松浦寿輝「人外詩篇 6」、金石稔「時の岸辺の……」(「現代詩手帖」2020年06月号)
松浦寿輝「人外詩篇 6」に奇妙なことばが出てくる。「ニンゲン」。
ガラスの天蓋におおわれた
ターミナル駅の巨大な列車発着ホール
十いくつものプラットフォームが並んでいるが
そこに停まっている列車は一台もない
しかしそれでも ニンゲンたちはいるのだ
「人間」ではなく「ニンゲン」と書いたのはなぜか。「ニンゲン」を松浦は、こう言い直している。
よごれたベンチにへたりこみ
背をまるめてじぶんの手を見つめている老人も
地べたにしいた毛布にくるまって
犬ころのように身を寄せ合っている家族も
じぶんの長い髪のあいだに両手をつっこんで
声をたてすに肩をふるわせている女も
わたしに目をくれようともしない
「老人」「家族」「女」。共通項は「わたしに目をくれようともしない」。別なことばで言えば(というよりも、別のことばの方が先に出てくるのだが)、「じぶん」に集中している。「じぶん」に集中し、つまり、「わたし」に目を向けようとしない「老人」「家族」「女」を松浦は「ニンゲン」と定義している。
その「定義」が正しいかどうか、そういうことを言いたいのではない。
こんな具合に、ことばというのは必ず「定義」しなおさないといけない。「定義」しなおすことで、「ことば」は「肉体」となる。松浦は、そういうことを丁寧につづけている。そこから「文体」というものが自然に生まれる。あるいは「文体」は「自然」になる、と言えばいいのか。
「ニンゲン」を「定義」したあとで、もういちど松浦は「ニンゲン」をつかう。
そのちいさなものだけが動いている
足音もたてず 影もおとさず
世界はどこもかしこも磨耗しつつある
愚昧なニンゲンたちのすさんだ心が溶けだして
霧とまじりあい 悪臭をはなっている
「悪臭をはなっている」と書きながらも、松浦は、その存在を排除していない。「ニンゲン」を「すさんだ心」と言い直しているが、その言い直しのときに「心」ということばで寄り添っている。
「心」は最後の部分で、こう言い直されている。
いとおしくいとわしい亡霊たち
きみたちに出会うために
わたしはさらにあるいていった
「亡霊」。しかもその存在は「いとおしくいとわしい」。矛盾したまま、からみついている。切断しようにも切断できない。「ことば」にするということは、「接続」してしまうことだからだ。「切断」もまた「出会い」なのだ。
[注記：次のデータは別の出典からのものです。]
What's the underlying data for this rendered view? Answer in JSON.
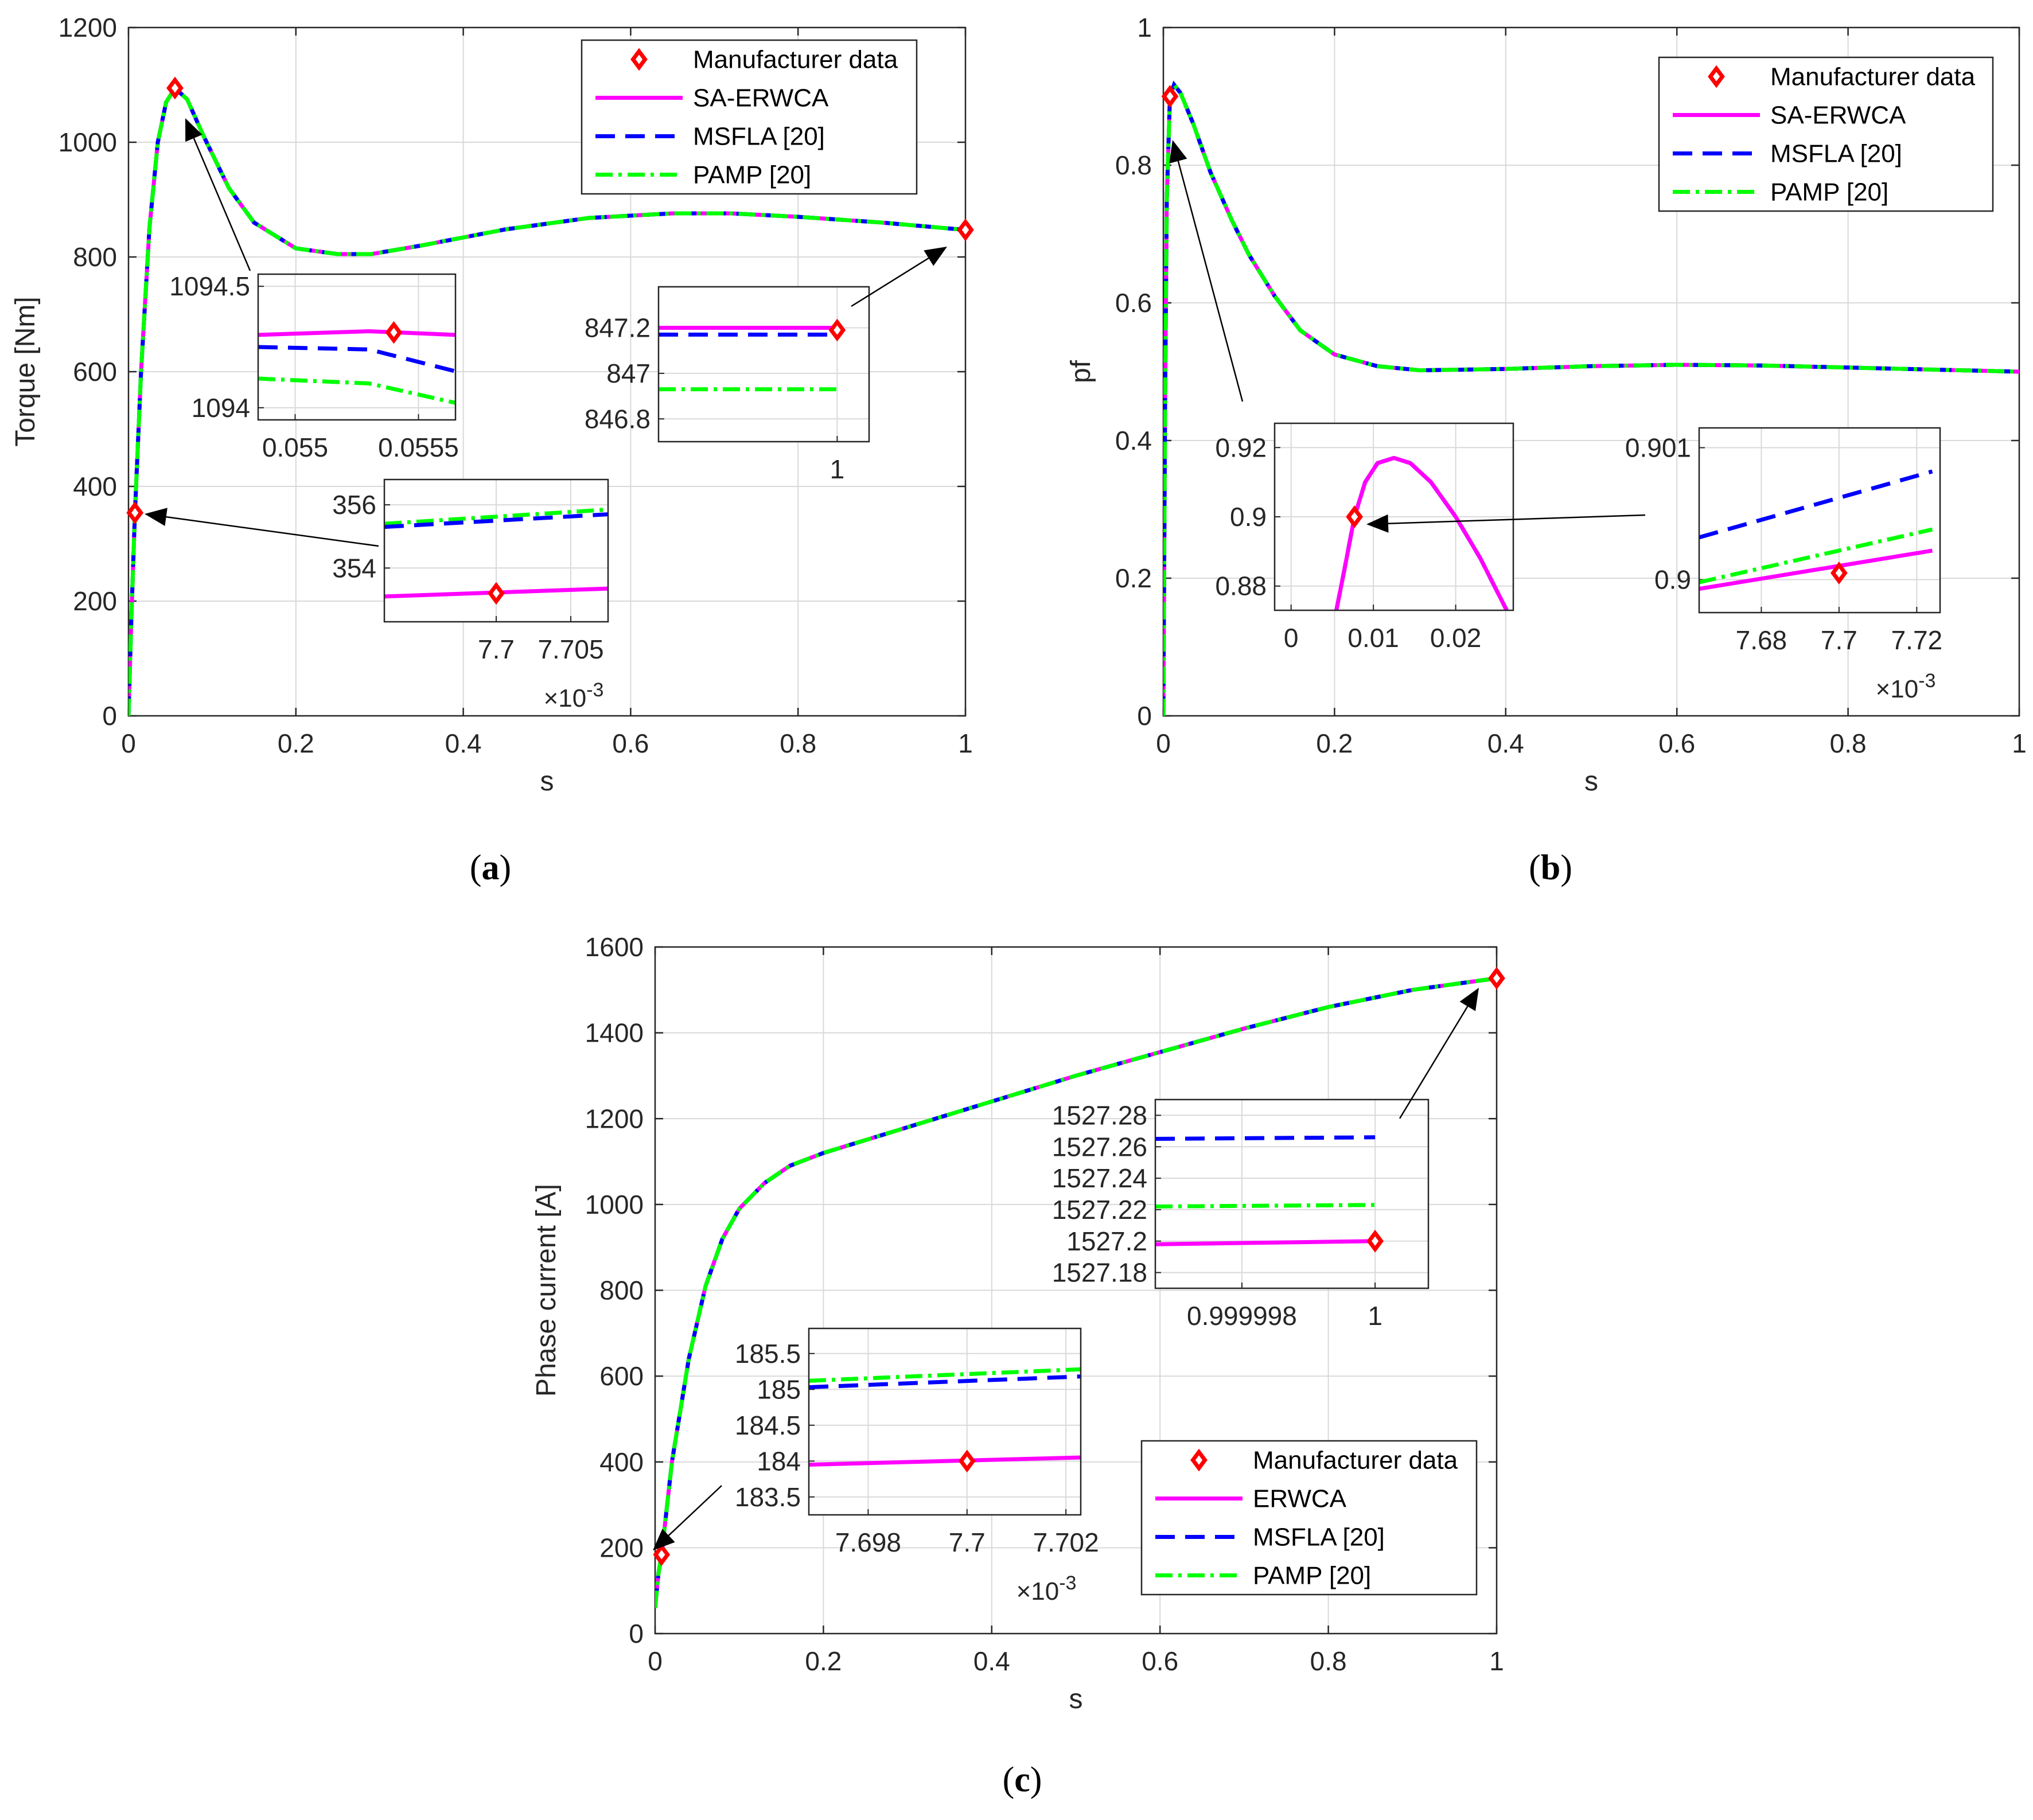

つまり「接続」なのだ。
「ことば」は先へ進んでいるのか、先へ進むことを阻まれているのか。
それがわかるのは、もっともっと「先」のことだ。あるいは、永遠にわからないことだ。その「わからなさ」を「わからなさ」のまま、ここに存在させるために「文体」というものがある。
松浦の「文体の出自」は、どこにあるのか。いろいろ考えてみるが、「出自」を探すことに意味はない。それは言い直せば、松浦が「松浦の文体」をすでに生み出しているからである。その「生み出し方」は「言い直し/繰り返し」である。「言い直し/繰り返し」には「発見」というよりも「伝統」の方が根強く忍び込んでくる。(つまり、古くさく見えることがある。)松浦は、その忍び込んでくる「文学の力(いのち)」に向き合いながら、それを「いとおしく/いとわしい」と呼べるところにまで引き上げていく。「持続」していく。
*
確立した「個人の文体」(出自を求めなくてもいい文体)というものを、私は、金石稔「時の岸辺の臥所にゆめ揺らぎ/まどろみの散り行く果てに」にも感じる。
音はまったく聞こえないし、むしろ爽やかな朝つゆのしずくが頬にあたっているという
思いにまどろみ、その中をひとが過ぎて行った気がしたが
その影が行間に消えて行ったのを確かに触った思いとはうらはらに、それが忍び泣く声
もことばで名指すほどにははっきりとせず、こんなかぼそさや限りなく細い息など
ここにはもともとなかったはずではないか
「確か(に)」ということばがあるが、「確か」なのは「細部」ばかりで、「全体」は「確か」ではない。「全体」が「確か」ではないからこそ、「触る」(肉体が対象に接触する)ときの「実感」だけが濃密になる。
これは「全体」に対して、常に「細部(個人)」から世界(全体)をとらえなおすという姿勢を維持し続けた結果として、「文体」になったのだ。
他人の言う「全体/世界」などというものは、「ここにはもともとなかった」。それは、いままでもそうだし、これからもそうである。ことばにするときだけ「細部」が「存在」として生まれつづける。この「生まれつづける細部」が「世界」なのだ。
松浦も金石も、「自分の文体」しか信じていない。「他人の文体」を信じていない。そこに美しさがある。